If you're using cygwin (linux shell for Windows), try this at the prompt:

explorer .

Count words/lines/characters in a file

wc ~/.bash_history

Display the number of lines for all the text files in the current directory

find . -name "*txt" -exec wc -l {} \;

Get a particular column from a file

There are many ways to do this, but the simplest is:

cut -f1 test.txt

This gets the first column from a file called test.txt which has several columns separated by a tab (cut defaults to a tab delimiter. You can specify your own with -d "delim"

A more powerful way of selecting particular columns is using awk. See if you can figure out how this works:

ls -l | awk '{print $6,$7,$8}'

How would you use awk to get a list of word-counts for all the .txt files in your directory?

Send an output of one command to another command

You do this using the pipe operator '|' (so that's what that key is!)

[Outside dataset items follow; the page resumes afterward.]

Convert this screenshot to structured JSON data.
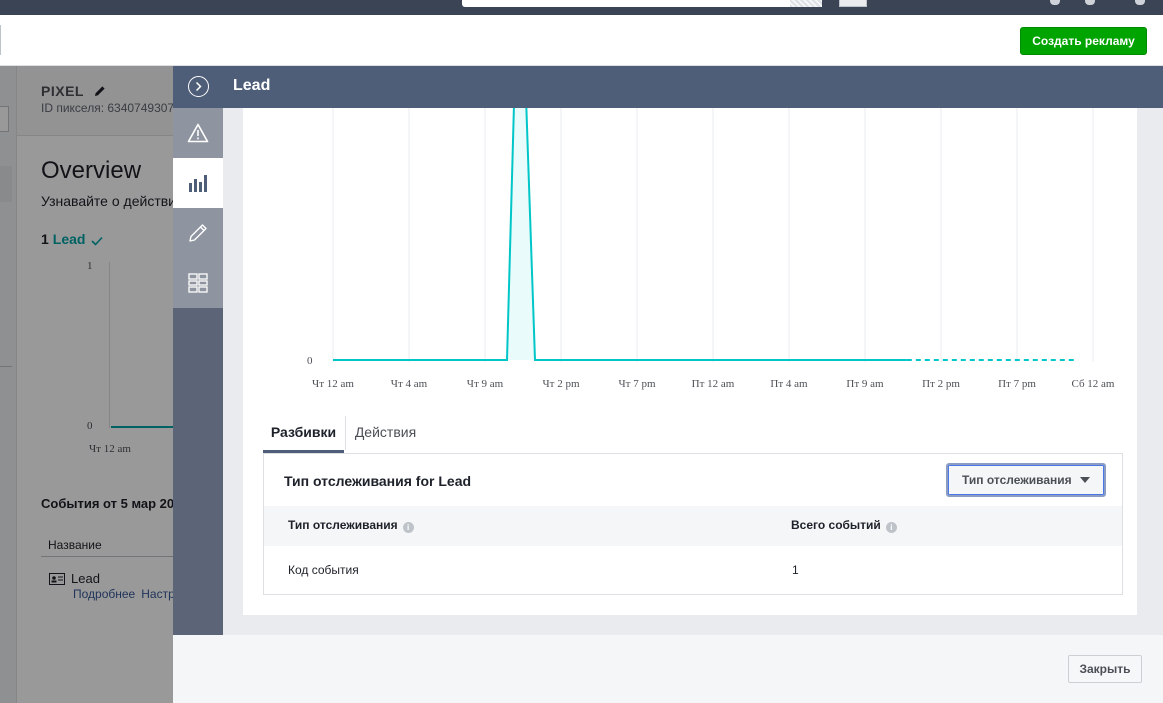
{
  "header": {
    "create_ad_label": "Создать рекламу"
  },
  "background_page": {
    "pixel_label": "PIXEL",
    "pixel_id_text": "ID пикселя: 6340749307",
    "overview_title": "Overview",
    "overview_subtitle": "Узнавайте о действи",
    "lead_count": "1",
    "lead_label": "Lead",
    "mini_chart": {
      "y_top": "1",
      "y_bottom": "0",
      "x_first": "Чт 12 am"
    },
    "events_title": "События от 5 мар 20",
    "table_header_name": "Название",
    "row_name": "Lead",
    "row_link_details": "Подробнее",
    "row_link_settings": "Настр"
  },
  "dialog": {
    "title": "Lead",
    "rail_icons": [
      "warning-icon",
      "bar-chart-icon",
      "pencil-icon",
      "grid-icon"
    ],
    "tabs": {
      "breakdowns": "Разбивки",
      "actions": "Действия"
    },
    "panel": {
      "title": "Тип отслеживания for Lead",
      "dropdown_label": "Тип отслеживания",
      "columns": {
        "type": "Тип отслеживания",
        "total": "Всего событий"
      },
      "rows": [
        {
          "type": "Код события",
          "total": "1"
        }
      ]
    },
    "close_label": "Закрыть"
  },
  "chart_data": {
    "type": "area",
    "x": [
      "Чт 12 am",
      "Чт 4 am",
      "Чт 9 am",
      "Чт 2 pm",
      "Чт 7 pm",
      "Пт 12 am",
      "Пт 4 am",
      "Пт 9 am",
      "Пт 2 pm",
      "Пт 7 pm",
      "Сб 12 am"
    ],
    "series": [
      {
        "values": [
          0,
          0,
          0,
          1,
          0,
          0,
          0,
          0,
          0,
          0,
          0
        ]
      }
    ],
    "y_tick_labels": [
      "0"
    ],
    "ylim": [
      0,
      1
    ],
    "grid": true,
    "colors": {
      "line": "#00c6c8",
      "fill": "#e9fbfb"
    },
    "dashed_from": "Пт 9 am"
  },
  "colors": {
    "header_bg": "#4e5d78",
    "create_button": "#00a400",
    "accent_teal": "#00a4a6",
    "link": "#385898"
  }
}
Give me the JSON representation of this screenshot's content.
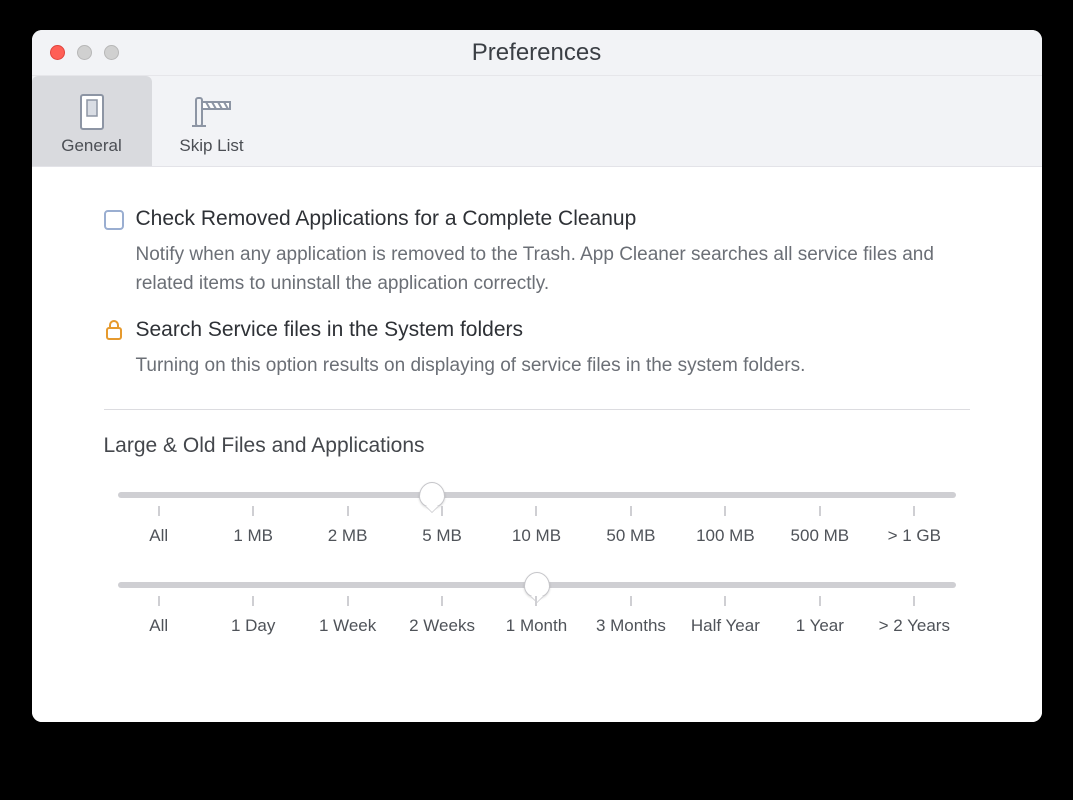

For example, the grep command in its basic form searches through text and outputs a line that matches some search term. Recall that you created an alias for psych711 in your .bashrc file. Let\'s find it.

cat ~/.bashrc | grep psych711

This means send the output of cat ~/.bashrc (the contents of the .bashrc file) to the command grep which then tries to find "psych711" within that output.

Caveat: you can also just type grep "psych711" ~/.bashrc, but in some cases using the '|' is the only way to do what you need to do.